Portland, Oregon, seems optimistic about the recent installation of hydro-electric turbines in some of their city’s drinking water pipes. The project has been getting a lot of press of late; check out this January 17, 2018 feature:
PBS also detailed the project in this six-minute feature: https://www.pbs.org/newshour/show/water-power .
It’s an exciting idea, but can it work in Vermont?
Offhand, one would think so. Water’s electrical energy potential is largely a matter of “head” (how far water falls) and “flow” (how many gallons per minute). We have good precipitation to provide flow, and most areas have enough head thanks to high hills and a population concentrated mostly in river valleys.
In fact, the potential for in-conduit microhydro has been considered in Vermont for years. In 2013, Barre hired Rentricity, Inc., to construct a 12 kW demonstration project, using grant funds from the Vermont Clean Energy Development Fund and Vermont Agency of Natural Resources. It diverts, and returns, 400 GPM of the city’s approximately 4,000 GPM average flow.
According to William Ahearn, Barre’s director of Public Works, the unit is still up and running. However, it has never delivered its theoretical full output capacity. Ahearn blames nuances of pressure and electrical management technologies, and says the city and manufacturer are continuing efforts to improve its performance. Below: The Barre unit.

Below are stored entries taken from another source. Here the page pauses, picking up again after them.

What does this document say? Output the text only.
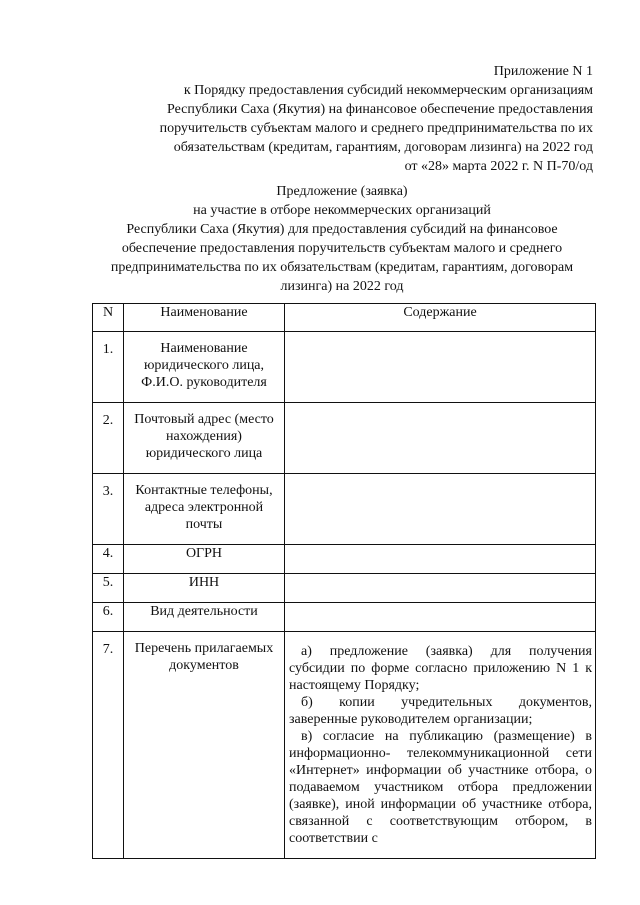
Приложение N 1
к Порядку предоставления субсидий некоммерческим организациям
Республики Саха (Якутия) на финансовое обеспечение предоставления
поручительств субъектам малого и среднего предпринимательства по их
обязательствам (кредитам, гарантиям, договорам лизинга) на 2022 год
от «28» марта 2022 г. N П-70/од
Предложение (заявка)
на участие в отборе некоммерческих организаций
Республики Саха (Якутия) для предоставления субсидий на финансовое
обеспечение предоставления поручительств субъектам малого и среднего
предпринимательства по их обязательствам (кредитам, гарантиям, договорам
лизинга) на 2022 год
N	Наименование	Содержание
1.	Наименование юридического лица, Ф.И.О. руководителя	
2.	Почтовый адрес (место нахождения) юридического лица	
3.	Контактные телефоны, адреса электронной почты	
4.	ОГРН	
5.	ИНН	
6.	Вид деятельности	
7.	Перечень прилагаемых документов	а) предложение (заявка) для получения субсидии по форме согласно приложению N 1 к настоящему Порядку;

б) копии учредительных документов, заверенные руководителем организации;

в) согласие на публикацию (размещение) в информационно- телекоммуникационной сети «Интернет» информации об участнике отбора, о подаваемом участником отбора предложении (заявке), иной информации об участнике отбора, связанной с соответствующим отбором, в соответствии с
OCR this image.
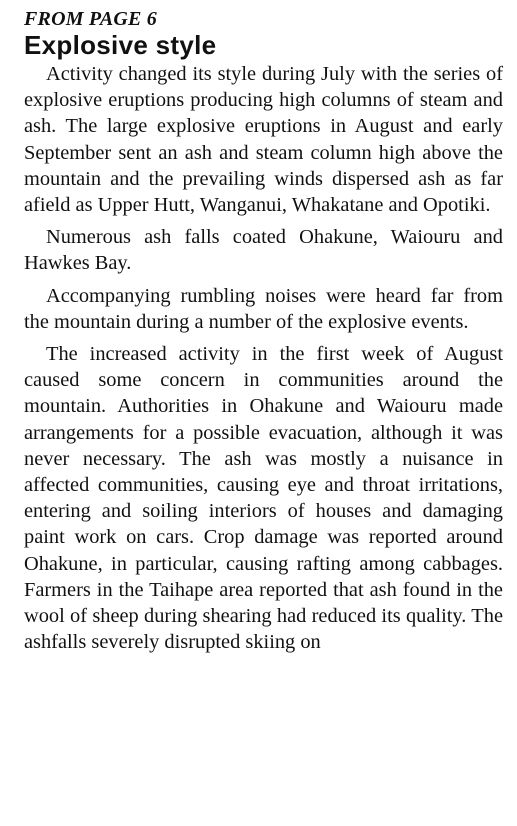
FROM PAGE 6
Explosive style

Activity changed its style during July with the series of explosive eruptions producing high columns of steam and ash. The large explosive eruptions in August and early September sent an ash and steam column high above the mountain and the prevailing winds dispersed ash as far afield as Upper Hutt, Wanganui, Whakatane and Opotiki.

Numerous ash falls coated Ohakune, Waiouru and Hawkes Bay.

Accompanying rumbling noises were heard far from the mountain during a number of the explosive events.

The increased activity in the first week of August caused some concern in communities around the mountain. Authorities in Ohakune and Waiouru made arrangements for a possible evacuation, although it was never necessary. The ash was mostly a nuisance in affected communities, causing eye and throat irritations, entering and soiling interiors of houses and damaging paint work on cars. Crop damage was reported around Ohakune, in particular, causing rafting among cabbages. Farmers in the Taihape area reported that ash found in the wool of sheep during shearing had reduced its quality. The ashfalls severely disrupted skiing on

You can read about the Barre City case study, and see photos, at: https://rentricity.com/wp-content/uploads/2014/07/City-of-Barre-Case-Study-7-14.pdf . Fuss & O’Neil partnered with EcoStrategies to create this presentation about Barre’s potential: http://www.vecan.net/wp-content/uploads/jeff-McDonald_VECAN_Barre-Micro-Hydro-Project.pdf
Bennington also installed a small in-conduit unit in 2014, about the same generation capacity as Barre’s. According to Bennington water operator Brian Billert, it works well most of the time, but high silt levels brought by heavy rains can impair function. Below: Bennington’s setup.
Does your town have what it takes?
For a seat-of-the-pants guesstimate: Power (in watts) = Head (height, in vertical feet, between your source and your treatment plant) X Flow (in gallons per minute) X 0.09 (factor for turbine efficiency, pipe losses, friction, etc.). H X F X .09 = generator’s watt capacity.
Example: Your reservoir intake is 300 feet above your treatment plant, and it feeds you 2,000 gallons per minute. 300 x 2,000 = 600,000. Now, factor in the 0.09, and you get 54,000 Watts, or about 54 kiloWatts (kW) maximum electrical generation potential.
If a 54 kW (average capacity) turbine runs all day every day, you get enough juice to supply electricity to 69 Vermont homes (per Green Mountain Power residential 2016 averages).
Of course, it depends on how much of your total flow you divert to the unit. Also, daily water volume use and electrical demand vary, and maintenance downtime can change this equation. And, to the H X F X .09 calculation, add an unknown factor for a town’s enthusiasm for innovating — and spending money.